Why use a SQL agent instead of RAG with a vector store for small datasets?

When the corpus is small enough to query directly, approximate nearest-neighbor search over embeddings adds maintenance overhead without improving results. A substring LIKE query or a date-range filter finds the relevant rows just as well, with no embedding pipeline to manage.

How do you stop an LLM agent from looping forever on tool calls?

Set a hard maximum iteration count and make the final iteration special: remove the tools and force a structured JSON response.
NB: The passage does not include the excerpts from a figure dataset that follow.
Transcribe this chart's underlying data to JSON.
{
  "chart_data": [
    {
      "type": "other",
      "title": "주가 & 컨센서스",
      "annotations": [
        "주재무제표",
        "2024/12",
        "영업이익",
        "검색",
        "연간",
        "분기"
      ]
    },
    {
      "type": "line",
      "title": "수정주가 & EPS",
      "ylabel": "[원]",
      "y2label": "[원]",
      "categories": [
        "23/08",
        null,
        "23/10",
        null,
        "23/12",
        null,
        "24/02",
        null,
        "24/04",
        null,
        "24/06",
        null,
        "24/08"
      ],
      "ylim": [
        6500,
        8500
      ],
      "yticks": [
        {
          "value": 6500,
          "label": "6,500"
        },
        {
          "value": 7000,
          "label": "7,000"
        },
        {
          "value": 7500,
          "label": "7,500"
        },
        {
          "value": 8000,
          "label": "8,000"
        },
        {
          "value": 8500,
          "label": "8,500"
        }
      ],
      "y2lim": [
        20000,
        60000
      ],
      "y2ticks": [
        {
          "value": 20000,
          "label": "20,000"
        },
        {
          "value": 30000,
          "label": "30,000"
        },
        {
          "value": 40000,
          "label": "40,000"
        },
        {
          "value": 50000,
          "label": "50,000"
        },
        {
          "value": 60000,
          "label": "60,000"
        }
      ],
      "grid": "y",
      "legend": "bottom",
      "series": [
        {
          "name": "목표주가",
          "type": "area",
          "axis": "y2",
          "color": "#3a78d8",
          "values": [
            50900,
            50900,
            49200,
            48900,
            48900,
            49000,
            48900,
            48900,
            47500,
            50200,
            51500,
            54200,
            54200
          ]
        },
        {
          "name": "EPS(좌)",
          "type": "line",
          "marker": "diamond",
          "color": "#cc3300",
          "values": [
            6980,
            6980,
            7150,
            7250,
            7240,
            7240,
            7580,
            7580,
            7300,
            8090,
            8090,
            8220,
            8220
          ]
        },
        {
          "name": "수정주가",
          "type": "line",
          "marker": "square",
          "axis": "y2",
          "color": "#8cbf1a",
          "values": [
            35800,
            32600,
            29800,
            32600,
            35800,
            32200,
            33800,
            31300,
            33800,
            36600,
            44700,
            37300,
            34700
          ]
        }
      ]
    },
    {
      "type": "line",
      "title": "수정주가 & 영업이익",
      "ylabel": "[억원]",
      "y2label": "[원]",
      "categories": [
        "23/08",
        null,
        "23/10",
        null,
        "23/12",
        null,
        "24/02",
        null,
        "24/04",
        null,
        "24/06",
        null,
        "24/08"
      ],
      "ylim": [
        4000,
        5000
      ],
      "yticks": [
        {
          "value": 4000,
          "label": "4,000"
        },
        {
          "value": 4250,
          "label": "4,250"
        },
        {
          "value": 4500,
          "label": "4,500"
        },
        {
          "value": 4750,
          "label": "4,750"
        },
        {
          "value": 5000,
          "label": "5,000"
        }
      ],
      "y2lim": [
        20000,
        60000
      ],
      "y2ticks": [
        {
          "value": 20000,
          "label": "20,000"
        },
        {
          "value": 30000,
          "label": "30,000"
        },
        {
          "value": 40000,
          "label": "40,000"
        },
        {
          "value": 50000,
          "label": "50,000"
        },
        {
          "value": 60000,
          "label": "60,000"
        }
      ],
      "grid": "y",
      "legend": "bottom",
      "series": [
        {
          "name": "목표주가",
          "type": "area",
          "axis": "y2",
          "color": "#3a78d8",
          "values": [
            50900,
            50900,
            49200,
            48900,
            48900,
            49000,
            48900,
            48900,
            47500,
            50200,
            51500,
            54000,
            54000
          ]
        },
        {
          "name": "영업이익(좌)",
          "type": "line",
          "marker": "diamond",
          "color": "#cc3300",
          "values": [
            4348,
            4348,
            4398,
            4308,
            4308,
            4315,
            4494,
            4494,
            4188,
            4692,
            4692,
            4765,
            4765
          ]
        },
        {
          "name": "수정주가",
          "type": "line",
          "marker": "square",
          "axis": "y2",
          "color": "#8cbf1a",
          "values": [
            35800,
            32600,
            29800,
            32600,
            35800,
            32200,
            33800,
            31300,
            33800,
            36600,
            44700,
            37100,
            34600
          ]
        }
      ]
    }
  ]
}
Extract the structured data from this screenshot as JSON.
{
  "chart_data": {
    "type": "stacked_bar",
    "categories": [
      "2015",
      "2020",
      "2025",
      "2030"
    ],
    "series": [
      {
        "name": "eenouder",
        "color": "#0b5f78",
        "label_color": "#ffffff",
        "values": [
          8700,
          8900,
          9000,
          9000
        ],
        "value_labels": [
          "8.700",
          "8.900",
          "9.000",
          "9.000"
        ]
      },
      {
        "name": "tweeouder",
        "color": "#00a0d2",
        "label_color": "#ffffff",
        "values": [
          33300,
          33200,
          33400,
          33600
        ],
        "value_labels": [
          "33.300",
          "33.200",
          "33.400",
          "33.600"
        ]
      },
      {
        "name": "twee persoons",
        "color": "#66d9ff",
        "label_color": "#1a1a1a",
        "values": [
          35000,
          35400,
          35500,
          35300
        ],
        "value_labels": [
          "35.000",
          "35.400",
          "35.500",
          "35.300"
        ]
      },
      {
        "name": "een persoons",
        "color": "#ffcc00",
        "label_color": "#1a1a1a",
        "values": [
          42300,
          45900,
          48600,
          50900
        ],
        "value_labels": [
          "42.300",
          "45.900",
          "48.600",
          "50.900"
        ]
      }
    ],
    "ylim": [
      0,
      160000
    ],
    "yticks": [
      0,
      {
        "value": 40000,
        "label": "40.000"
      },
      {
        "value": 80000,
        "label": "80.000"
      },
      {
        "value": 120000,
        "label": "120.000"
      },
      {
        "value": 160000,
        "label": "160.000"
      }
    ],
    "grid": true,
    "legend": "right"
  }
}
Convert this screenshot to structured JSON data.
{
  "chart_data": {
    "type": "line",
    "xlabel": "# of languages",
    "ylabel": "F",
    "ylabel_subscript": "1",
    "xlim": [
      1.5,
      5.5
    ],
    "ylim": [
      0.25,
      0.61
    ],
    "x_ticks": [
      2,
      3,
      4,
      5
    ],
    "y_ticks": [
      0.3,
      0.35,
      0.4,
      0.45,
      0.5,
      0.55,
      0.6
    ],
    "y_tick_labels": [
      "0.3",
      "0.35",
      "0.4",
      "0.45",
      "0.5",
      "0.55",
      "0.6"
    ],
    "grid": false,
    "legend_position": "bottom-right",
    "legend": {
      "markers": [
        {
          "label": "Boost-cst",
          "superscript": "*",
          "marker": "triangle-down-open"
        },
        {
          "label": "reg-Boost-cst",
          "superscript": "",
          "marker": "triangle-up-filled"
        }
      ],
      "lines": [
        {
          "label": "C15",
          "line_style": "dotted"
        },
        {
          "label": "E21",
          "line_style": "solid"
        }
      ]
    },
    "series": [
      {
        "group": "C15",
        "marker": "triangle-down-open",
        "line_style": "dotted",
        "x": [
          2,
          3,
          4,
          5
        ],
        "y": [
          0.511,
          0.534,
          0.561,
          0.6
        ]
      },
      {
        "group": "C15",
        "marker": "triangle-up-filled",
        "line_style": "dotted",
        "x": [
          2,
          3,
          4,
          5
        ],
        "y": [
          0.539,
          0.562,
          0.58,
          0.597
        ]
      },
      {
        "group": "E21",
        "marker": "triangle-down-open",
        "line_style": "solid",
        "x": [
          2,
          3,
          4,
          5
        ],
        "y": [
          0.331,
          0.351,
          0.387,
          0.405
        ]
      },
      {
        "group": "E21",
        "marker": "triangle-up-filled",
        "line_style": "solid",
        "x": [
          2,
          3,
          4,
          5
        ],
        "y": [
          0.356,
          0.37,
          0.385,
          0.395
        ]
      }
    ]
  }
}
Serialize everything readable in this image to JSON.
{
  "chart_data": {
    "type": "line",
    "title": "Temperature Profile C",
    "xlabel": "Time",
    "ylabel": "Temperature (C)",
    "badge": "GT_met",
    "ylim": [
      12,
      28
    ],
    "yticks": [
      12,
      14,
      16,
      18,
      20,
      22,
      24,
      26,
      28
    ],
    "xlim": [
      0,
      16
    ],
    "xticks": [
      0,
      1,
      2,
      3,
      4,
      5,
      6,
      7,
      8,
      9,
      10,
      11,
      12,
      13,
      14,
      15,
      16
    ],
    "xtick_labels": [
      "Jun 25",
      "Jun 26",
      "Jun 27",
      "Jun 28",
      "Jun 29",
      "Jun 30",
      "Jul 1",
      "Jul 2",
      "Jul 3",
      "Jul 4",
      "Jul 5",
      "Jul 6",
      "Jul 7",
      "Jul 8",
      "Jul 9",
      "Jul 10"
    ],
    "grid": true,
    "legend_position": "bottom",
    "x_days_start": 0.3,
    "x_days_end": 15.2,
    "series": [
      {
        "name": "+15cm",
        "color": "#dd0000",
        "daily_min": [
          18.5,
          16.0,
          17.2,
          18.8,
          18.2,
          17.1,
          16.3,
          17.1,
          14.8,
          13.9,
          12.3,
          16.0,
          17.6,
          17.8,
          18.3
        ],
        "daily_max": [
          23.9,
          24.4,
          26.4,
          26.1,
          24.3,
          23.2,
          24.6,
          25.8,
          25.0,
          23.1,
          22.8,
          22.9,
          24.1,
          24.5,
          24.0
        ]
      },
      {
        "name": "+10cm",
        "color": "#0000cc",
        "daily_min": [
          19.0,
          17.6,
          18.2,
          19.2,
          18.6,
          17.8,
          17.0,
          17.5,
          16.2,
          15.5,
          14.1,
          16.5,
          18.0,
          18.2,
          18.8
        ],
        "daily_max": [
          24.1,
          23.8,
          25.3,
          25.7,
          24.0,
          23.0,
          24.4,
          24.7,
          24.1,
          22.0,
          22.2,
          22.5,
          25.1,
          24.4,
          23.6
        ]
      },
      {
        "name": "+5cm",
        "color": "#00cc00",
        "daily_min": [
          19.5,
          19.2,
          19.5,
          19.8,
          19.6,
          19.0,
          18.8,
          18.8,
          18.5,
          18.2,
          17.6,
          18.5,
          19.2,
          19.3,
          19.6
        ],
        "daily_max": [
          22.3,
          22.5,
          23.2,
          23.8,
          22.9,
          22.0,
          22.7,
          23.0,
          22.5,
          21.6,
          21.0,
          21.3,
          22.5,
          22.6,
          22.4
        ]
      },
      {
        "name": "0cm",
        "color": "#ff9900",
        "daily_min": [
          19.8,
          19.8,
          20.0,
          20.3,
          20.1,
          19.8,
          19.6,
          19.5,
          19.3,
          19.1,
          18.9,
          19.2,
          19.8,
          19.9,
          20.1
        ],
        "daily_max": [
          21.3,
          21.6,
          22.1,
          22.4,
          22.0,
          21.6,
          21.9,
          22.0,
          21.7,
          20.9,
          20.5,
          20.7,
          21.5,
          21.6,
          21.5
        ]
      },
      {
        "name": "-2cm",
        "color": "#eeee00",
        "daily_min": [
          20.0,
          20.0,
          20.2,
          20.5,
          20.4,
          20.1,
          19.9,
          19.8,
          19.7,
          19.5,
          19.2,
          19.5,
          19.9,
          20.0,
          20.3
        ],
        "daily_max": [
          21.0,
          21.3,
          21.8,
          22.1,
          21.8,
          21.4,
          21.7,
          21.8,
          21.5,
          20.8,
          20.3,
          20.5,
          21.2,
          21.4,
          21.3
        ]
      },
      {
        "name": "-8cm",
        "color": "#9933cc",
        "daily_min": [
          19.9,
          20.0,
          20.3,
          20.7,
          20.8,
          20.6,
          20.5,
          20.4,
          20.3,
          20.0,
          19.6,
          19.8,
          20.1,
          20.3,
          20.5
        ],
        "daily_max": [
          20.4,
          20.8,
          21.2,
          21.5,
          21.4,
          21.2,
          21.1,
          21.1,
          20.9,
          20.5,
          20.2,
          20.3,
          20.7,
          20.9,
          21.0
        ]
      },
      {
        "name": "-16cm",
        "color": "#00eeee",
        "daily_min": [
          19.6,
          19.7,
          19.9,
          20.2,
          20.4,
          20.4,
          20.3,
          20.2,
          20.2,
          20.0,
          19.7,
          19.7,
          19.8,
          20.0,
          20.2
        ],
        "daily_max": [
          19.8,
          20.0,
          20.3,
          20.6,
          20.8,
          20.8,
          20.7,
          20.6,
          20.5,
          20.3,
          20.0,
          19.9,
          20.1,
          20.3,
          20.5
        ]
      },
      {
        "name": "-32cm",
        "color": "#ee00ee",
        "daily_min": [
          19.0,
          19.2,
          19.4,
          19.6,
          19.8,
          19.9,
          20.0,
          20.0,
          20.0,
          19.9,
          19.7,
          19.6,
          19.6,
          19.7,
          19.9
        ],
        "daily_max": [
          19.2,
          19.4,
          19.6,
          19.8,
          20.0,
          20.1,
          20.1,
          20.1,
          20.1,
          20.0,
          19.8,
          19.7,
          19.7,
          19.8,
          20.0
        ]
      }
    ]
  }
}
This guarantees the agent terminates with an answer even if it has not gathered everything it wanted.

How do I pre-load context for a Q&A agent to reduce tool calls?

Load the most likely relevant data, such as the last two weeks of records, into the first prompt before the agent runs. Most questions are about the recent past, so this default window answers them in one shot with no extra latency or tool calls.

How do I handle bad or malformed tool call arguments from an LLM?

Parse tool argument JSON inside a try-catch that falls back to an empty object, and short-circuit obviously invalid inputs like an empty search query before they hit the database. This degrades a bad tool call to a weaker answer rather than a crashed request.

When is a bounded agent loop better than a retrieval-augmented generation pipeline?

When the corpus is small and the queries are exact, a bounded agent with a few targeted database tools outperforms a vector pipeline because it avoids the approximation cost and embedding maintenance. The agent pattern also handles open-ended, unpredictable questions that a fixed retrieval fetch cannot anticipate.